Más tarde, aquel mismo día, se presentó una oportunidad de escuchar lo que sir Eustace opinaba del asunto. Un «botones» portador de una nota nos despertó cuando dormíamos la siesta. Sir Eustace nos suplicaba, con emocionantes palabras, que le concediéramos el honor de tomar el té con él en su gabinete.

El pobre hombre se hallaba en un estado lastimoso. Nos contó sus cuitas animado por los murmullos de simpatía de Susana. (Que sabe hacer esta clase de cosas muy bien.)

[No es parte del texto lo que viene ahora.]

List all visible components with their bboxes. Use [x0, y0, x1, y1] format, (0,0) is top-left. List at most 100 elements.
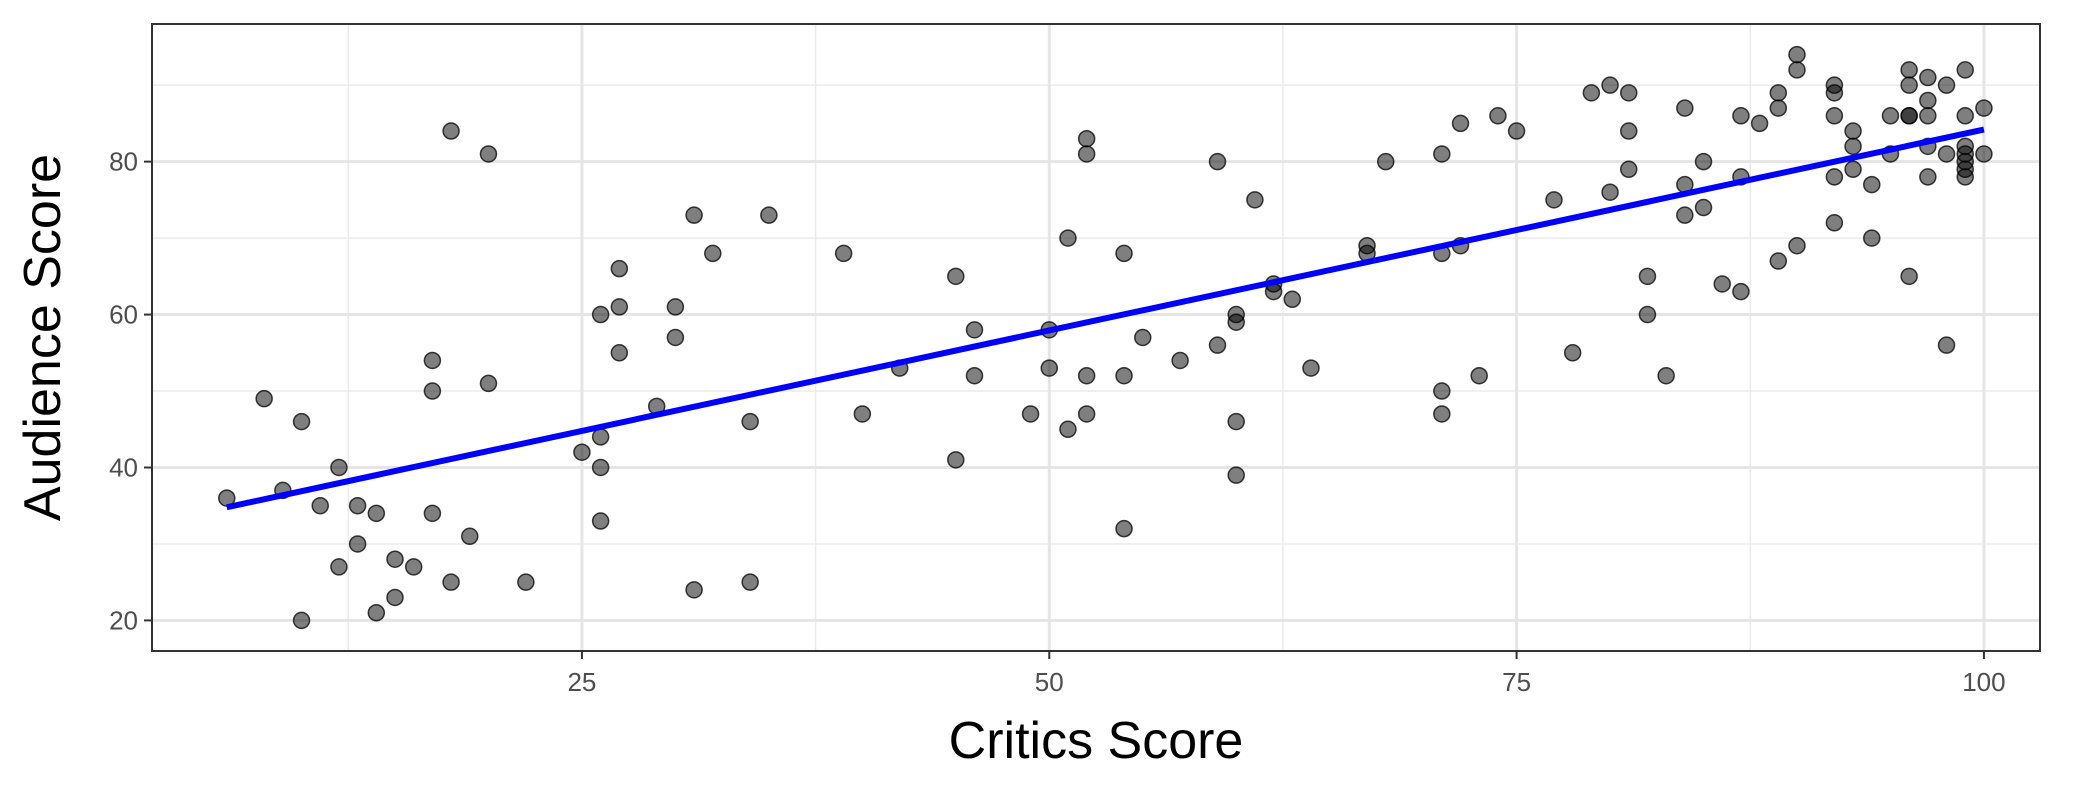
data-point	[442, 573, 460, 591]
data-point	[1919, 91, 1937, 110]
data-point	[1620, 160, 1638, 179]
data-point	[1900, 267, 1918, 286]
data-point	[947, 267, 965, 286]
data-point	[591, 458, 610, 477]
data-point	[1059, 420, 1077, 439]
data-point	[853, 405, 872, 423]
data-point	[834, 244, 853, 263]
data-point	[1694, 198, 1713, 217]
data-point	[965, 321, 984, 339]
data-point	[330, 458, 348, 477]
data-point	[1732, 282, 1750, 301]
data-point	[1713, 275, 1731, 293]
data-point	[1900, 61, 1918, 79]
data-point	[1863, 229, 1881, 247]
data-point	[1227, 466, 1245, 484]
data-point	[1694, 152, 1713, 171]
data-point	[1545, 191, 1563, 209]
data-point	[685, 206, 703, 224]
data-point	[1208, 152, 1227, 171]
data-point	[1788, 61, 1806, 79]
data-point	[1208, 336, 1227, 354]
data-point	[1489, 107, 1507, 125]
data-point	[1563, 344, 1582, 362]
data-point	[1825, 107, 1844, 125]
minor-gridlines	[152, 24, 2040, 651]
data-point	[1470, 366, 1488, 385]
data-point	[1919, 168, 1937, 186]
data-point	[1975, 145, 1993, 163]
data-point	[1825, 168, 1844, 186]
data-point	[573, 443, 591, 461]
data-point	[1433, 405, 1451, 423]
data-point	[404, 558, 423, 576]
data-point	[1863, 175, 1881, 194]
x-tick-label: 75	[1502, 667, 1531, 697]
x-axis: 25 50 75 100	[567, 651, 2006, 697]
data-point	[610, 344, 629, 362]
data-point	[292, 611, 311, 630]
data-point	[423, 504, 442, 523]
data-point	[1115, 366, 1133, 385]
data-point	[610, 298, 629, 316]
data-point	[1077, 405, 1096, 423]
data-point	[1956, 61, 1974, 79]
data-point	[666, 328, 685, 347]
data-point	[1227, 412, 1245, 431]
y-axis: 20 40 60 80	[109, 147, 152, 635]
x-tick-label: 50	[1035, 667, 1064, 697]
data-point	[1657, 366, 1675, 385]
data-point	[1115, 519, 1133, 538]
data-point	[1133, 328, 1152, 347]
y-tick-label: 40	[109, 452, 138, 482]
data-point	[1077, 129, 1096, 148]
data-point	[367, 504, 386, 523]
y-tick-label: 80	[109, 147, 138, 177]
data-point	[1937, 76, 1956, 94]
data-point	[1620, 122, 1638, 140]
data-point	[1433, 382, 1451, 400]
data-point	[1975, 99, 1993, 117]
data-point	[666, 298, 685, 316]
data-point	[367, 604, 386, 622]
data-point	[1937, 336, 1956, 354]
data-point	[255, 389, 273, 408]
fit-line	[226, 126, 1985, 511]
y-tick-label: 20	[109, 605, 138, 635]
data-point	[1601, 183, 1619, 201]
data-point	[1676, 99, 1694, 117]
data-point	[1900, 107, 1918, 125]
x-tick-label: 25	[567, 667, 596, 697]
data-point	[1059, 229, 1077, 247]
data-point	[1283, 290, 1302, 309]
data-point	[479, 145, 498, 163]
data-point	[348, 535, 367, 553]
data-point	[1021, 405, 1040, 423]
plot-panel-border	[151, 23, 2041, 652]
data-point	[479, 374, 498, 393]
data-point	[1769, 252, 1788, 270]
data-point	[1937, 145, 1956, 163]
data-point	[1750, 114, 1769, 133]
data-point	[591, 512, 610, 530]
data-point	[1844, 160, 1862, 179]
data-point	[1376, 152, 1395, 171]
data-point	[741, 573, 759, 591]
data-point	[517, 573, 535, 591]
data-point	[610, 259, 629, 278]
data-point	[1638, 267, 1657, 286]
data-point	[591, 305, 610, 324]
y-tick-label: 60	[109, 300, 138, 330]
data-point	[1171, 351, 1189, 370]
data-point	[1620, 84, 1638, 102]
data-point	[386, 550, 404, 568]
data-point	[591, 428, 610, 446]
data-point	[1881, 107, 1900, 125]
data-point	[1676, 206, 1694, 224]
data-point	[1732, 107, 1750, 125]
data-point	[423, 351, 442, 370]
data-point	[330, 558, 348, 576]
y-axis-title: Audience Score	[14, 154, 72, 521]
data-point	[1246, 191, 1264, 209]
data-point	[1825, 84, 1844, 102]
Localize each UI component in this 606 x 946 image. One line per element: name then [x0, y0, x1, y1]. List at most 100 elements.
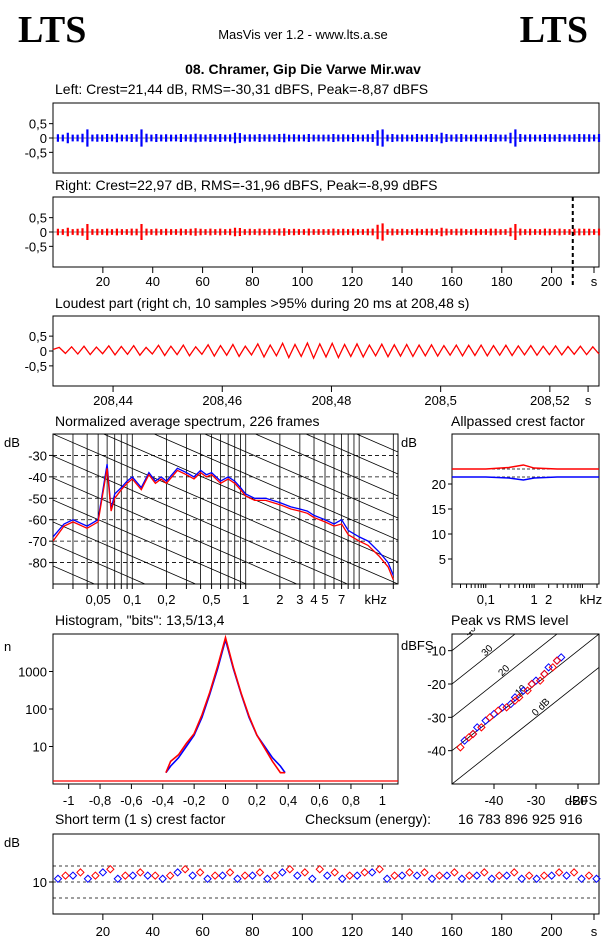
allpassed-xtick-label: 1	[530, 592, 537, 607]
peak-rms-point-left	[489, 709, 499, 719]
time-xtick-label: s	[591, 274, 598, 289]
allpassed-xtick-label: 0,1	[477, 592, 495, 607]
short-term-point-left	[203, 874, 212, 884]
peak-rms-point-left	[552, 656, 562, 665]
short-term-point-right	[76, 868, 85, 877]
histogram-xtick-label: 0,6	[311, 793, 329, 808]
short-term-xtick-label: 20	[96, 924, 110, 939]
spectrum-slope-line	[53, 543, 147, 584]
short-term-point-right	[420, 868, 429, 877]
spectrum-ytick-label: -50	[28, 491, 47, 506]
peak-rms-xtick-label: dBFS	[565, 793, 598, 808]
short-term-point-left	[592, 874, 601, 884]
short-term-point-right	[390, 871, 399, 880]
loudest-ytick-label: 0,5	[29, 329, 47, 344]
short-term-point-left	[352, 871, 362, 880]
allpassed-frame	[451, 433, 600, 585]
left-waveform-ytick-label: 0,5	[29, 117, 47, 132]
spectrum-xtick-label: 7	[338, 592, 345, 607]
short-term-point-left	[83, 874, 93, 884]
histogram-xtick-label: 0	[222, 793, 229, 808]
time-xtick-label: 120	[341, 274, 363, 289]
spectrum-xtick-label: 1	[242, 592, 249, 607]
spectrum-xtick-label: 5	[321, 592, 328, 607]
short-term-point-left	[218, 871, 227, 880]
short-term-point-right	[569, 868, 579, 877]
loudest-part-title: Loudest part (right ch, 10 samples >95% …	[55, 295, 470, 311]
spectrum-xtick-label: 3	[296, 592, 303, 607]
loudest-xtick-label: 208,44	[93, 393, 133, 408]
allpassed-series-right	[452, 464, 599, 470]
histogram-xtick-label: -0,8	[89, 793, 111, 808]
right-waveform-ytick-label: -0,5	[25, 239, 47, 254]
time-xtick-label: 100	[291, 274, 313, 289]
spectrum-ytick-label: -60	[28, 513, 47, 528]
short-term-point-left	[577, 874, 586, 884]
histogram-ylabel: n	[4, 639, 11, 654]
spectrum-slope-line	[355, 434, 398, 453]
peak-rms-diagonal-label: 20	[497, 663, 513, 679]
peak-rms-ytick-label: -40	[427, 744, 446, 759]
short-term-xtick-label: 120	[341, 924, 363, 939]
short-term-point-left	[442, 871, 452, 880]
histogram-xtick-label: 0,8	[342, 793, 360, 808]
allpassed-xtick-label: kHz	[580, 592, 602, 607]
spectrum-slope-line	[53, 455, 349, 584]
time-xtick-label: 140	[391, 274, 413, 289]
peak-rms-ytick-label: -10	[427, 644, 446, 659]
peak-rms-point-right	[527, 679, 537, 689]
time-xtick-label: 60	[195, 274, 209, 289]
short-term-point-left	[293, 871, 302, 880]
spectrum-slope-line	[53, 698, 398, 848]
short-term-crest-title: Short term (1 s) crest factor	[55, 811, 226, 827]
short-term-ytick-label: 10	[33, 875, 47, 890]
right-waveform-title: Right: Crest=22,97 dB, RMS=-31,96 dBFS, …	[55, 177, 438, 193]
short-term-point-left	[53, 874, 63, 884]
short-term-point-right	[150, 871, 160, 880]
short-term-xtick-label: s	[591, 924, 598, 939]
peak-rms-point-right	[535, 676, 545, 685]
left-waveform-ytick-label: -0,5	[25, 145, 47, 160]
spectrum-slope-line	[53, 521, 197, 584]
short-term-point-right	[524, 871, 534, 880]
peak-rms-xtick-label: -40	[485, 793, 504, 808]
peak-rms-point-right	[477, 723, 486, 732]
short-term-point-left	[263, 874, 272, 884]
short-term-xtick-label: 40	[145, 924, 159, 939]
short-term-point-right	[435, 871, 444, 880]
short-term-point-left	[427, 874, 437, 884]
short-term-point-right	[345, 871, 354, 880]
short-term-xtick-label: 140	[391, 924, 413, 939]
short-term-point-left	[173, 868, 182, 877]
short-term-point-left	[457, 874, 467, 884]
histogram-xtick-label: 0,2	[248, 793, 266, 808]
short-term-point-left	[367, 868, 377, 877]
short-term-point-left	[233, 874, 242, 884]
short-term-point-right	[121, 871, 130, 880]
histogram-xtick-label: -1	[63, 793, 75, 808]
short-term-frame	[52, 833, 600, 915]
allpassed-ytick-label: 10	[432, 527, 446, 542]
loudest-signal	[52, 341, 600, 360]
short-term-point-left	[562, 871, 571, 880]
peak-rms-diagonal-label: 40	[463, 623, 479, 639]
app-title: MasVis ver 1.2 - www.lts.a.se	[218, 27, 388, 42]
short-term-point-left	[532, 874, 541, 884]
short-term-point-right	[539, 871, 549, 880]
peak-rms-diagonal	[452, 666, 599, 784]
short-term-point-right	[375, 864, 384, 874]
short-term-point-right	[300, 868, 310, 877]
peak-rms-ytick-label: -30	[427, 710, 446, 725]
short-term-point-right	[136, 868, 145, 877]
spectrum-slope-line	[53, 499, 248, 584]
short-term-point-right	[61, 871, 70, 880]
short-term-point-left	[143, 871, 152, 880]
allpassed-series-left	[452, 476, 599, 481]
short-term-xtick-label: 80	[245, 924, 259, 939]
spectrum-ytick-label: -70	[28, 534, 47, 549]
peak-rms-point-left	[481, 716, 490, 725]
spectrum-xtick-label: kHz	[365, 592, 387, 607]
checksum-value: 16 783 896 925 916	[458, 811, 583, 827]
loudest-ytick-label: -0,5	[25, 359, 47, 374]
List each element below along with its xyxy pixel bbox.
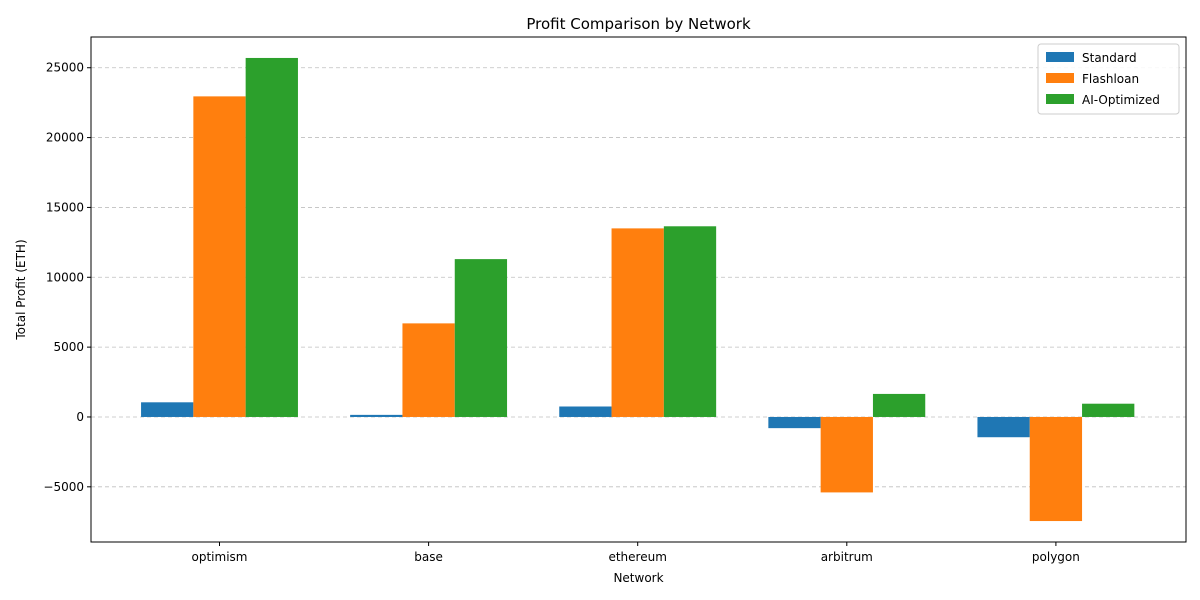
bar-base-ai-optimized <box>454 259 508 417</box>
y-tick-label: −5000 <box>43 480 84 494</box>
bar-arbitrum-standard <box>768 416 821 429</box>
x-tick-label: base <box>414 550 443 564</box>
legend-swatch-ai-optimized <box>1046 94 1074 104</box>
x-tick-label: optimism <box>192 550 248 564</box>
chart-title: Profit Comparison by Network <box>526 15 751 33</box>
bar-arbitrum-ai-optimized <box>872 393 926 417</box>
bar-base-standard <box>350 414 403 417</box>
bar-base-flashloan <box>402 323 455 417</box>
y-axis-ticks: −5000 0 5000 10000 15000 20000 25000 <box>43 61 91 494</box>
legend-swatch-flashloan <box>1046 73 1074 83</box>
legend: Standard Flashloan AI-Optimized <box>1037 43 1180 115</box>
bars <box>141 57 1135 522</box>
x-axis-label: Network <box>613 571 663 585</box>
x-tick-label: ethereum <box>608 550 666 564</box>
bar-polygon-ai-optimized <box>1082 403 1135 417</box>
bar-optimism-flashloan <box>193 96 246 417</box>
bar-optimism-ai-optimized <box>245 57 298 417</box>
bar-polygon-standard <box>977 416 1030 438</box>
bar-ethereum-ai-optimized <box>663 226 717 417</box>
y-tick-label: 10000 <box>46 270 84 284</box>
legend-label: AI-Optimized <box>1082 93 1160 107</box>
y-tick-label: 25000 <box>46 61 84 75</box>
y-tick-label: 20000 <box>46 131 84 145</box>
y-axis-label: Total Profit (ETH) <box>14 239 28 340</box>
y-tick-label: 5000 <box>53 340 84 354</box>
legend-swatch-standard <box>1046 52 1074 62</box>
bar-optimism-standard <box>141 402 194 417</box>
legend-label: Flashloan <box>1082 72 1139 86</box>
x-axis-ticks: optimism base ethereum arbitrum polygon <box>192 542 1080 564</box>
y-tick-label: 0 <box>76 410 84 424</box>
bar-ethereum-standard <box>559 406 612 417</box>
bar-arbitrum-flashloan <box>820 416 873 493</box>
bar-polygon-flashloan <box>1029 416 1083 522</box>
y-tick-label: 15000 <box>46 200 84 214</box>
x-tick-label: polygon <box>1032 550 1080 564</box>
plot-frame <box>90 36 1187 543</box>
bar-ethereum-flashloan <box>611 228 664 417</box>
x-tick-label: arbitrum <box>821 550 873 564</box>
legend-label: Standard <box>1082 51 1137 65</box>
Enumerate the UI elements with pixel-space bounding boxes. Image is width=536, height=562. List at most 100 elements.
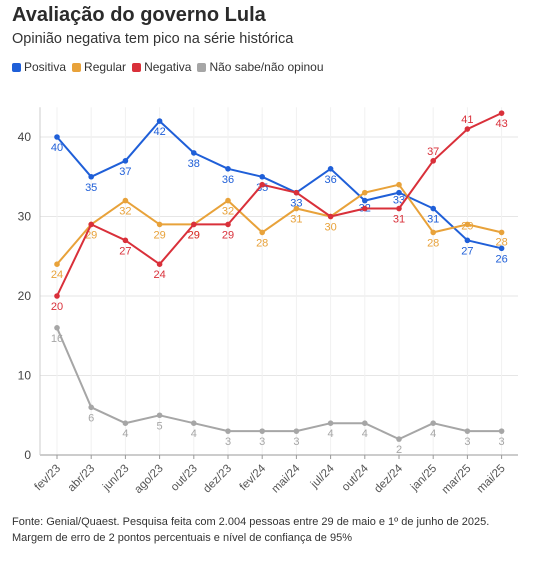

—Primero, una mujer completamente desconocida tiene la impertinencia de hacerse asesinar en mi casa... nada más que por molestarme, estoy seguro. ¿Por qué en mi casa? ¿Por qué, entre todas las casas de la Gran Bretaña, escoger la Casa del Molino? ¿Qué mal le había hecho yo jamás a esa mujer para que fuera a dejarse matar allí?

Susana emitió uno de sus murmullos comprensivos otra vez, y sir Eustace prosiguió, con voz más dolida aún:

—Y, por si eso fuera poco, el hombre que la había asesinado tuvo la impertinencia..., la colosal impertinencia... de agregarse a mí como secretario. ¡Mi secretario, fíjense bien! Estoy ya harto de secretarios. Me niego a soportar más secretarios. O son asesinos ocultos o borrachos y pendencieros. ¿Han visto el ojo que lleva Pagett? Pues claro que lo habrán visto. ¿Cómo puedo andar por ahí con un secretario así? Y tiene la cara de un amarillo feo, por añadidura..., precisamente del color que menos pega con un ojo a la funerala. Para mí se han acabado los secretarios... a menos que encuentre una muchacha. Una muchacha bonita, de ojos líquidos, que me coja de la mano siempre que me vea enfadado. ¿Qué me dice usted, señorita Ana? ¿Quiere aceptar el empleo?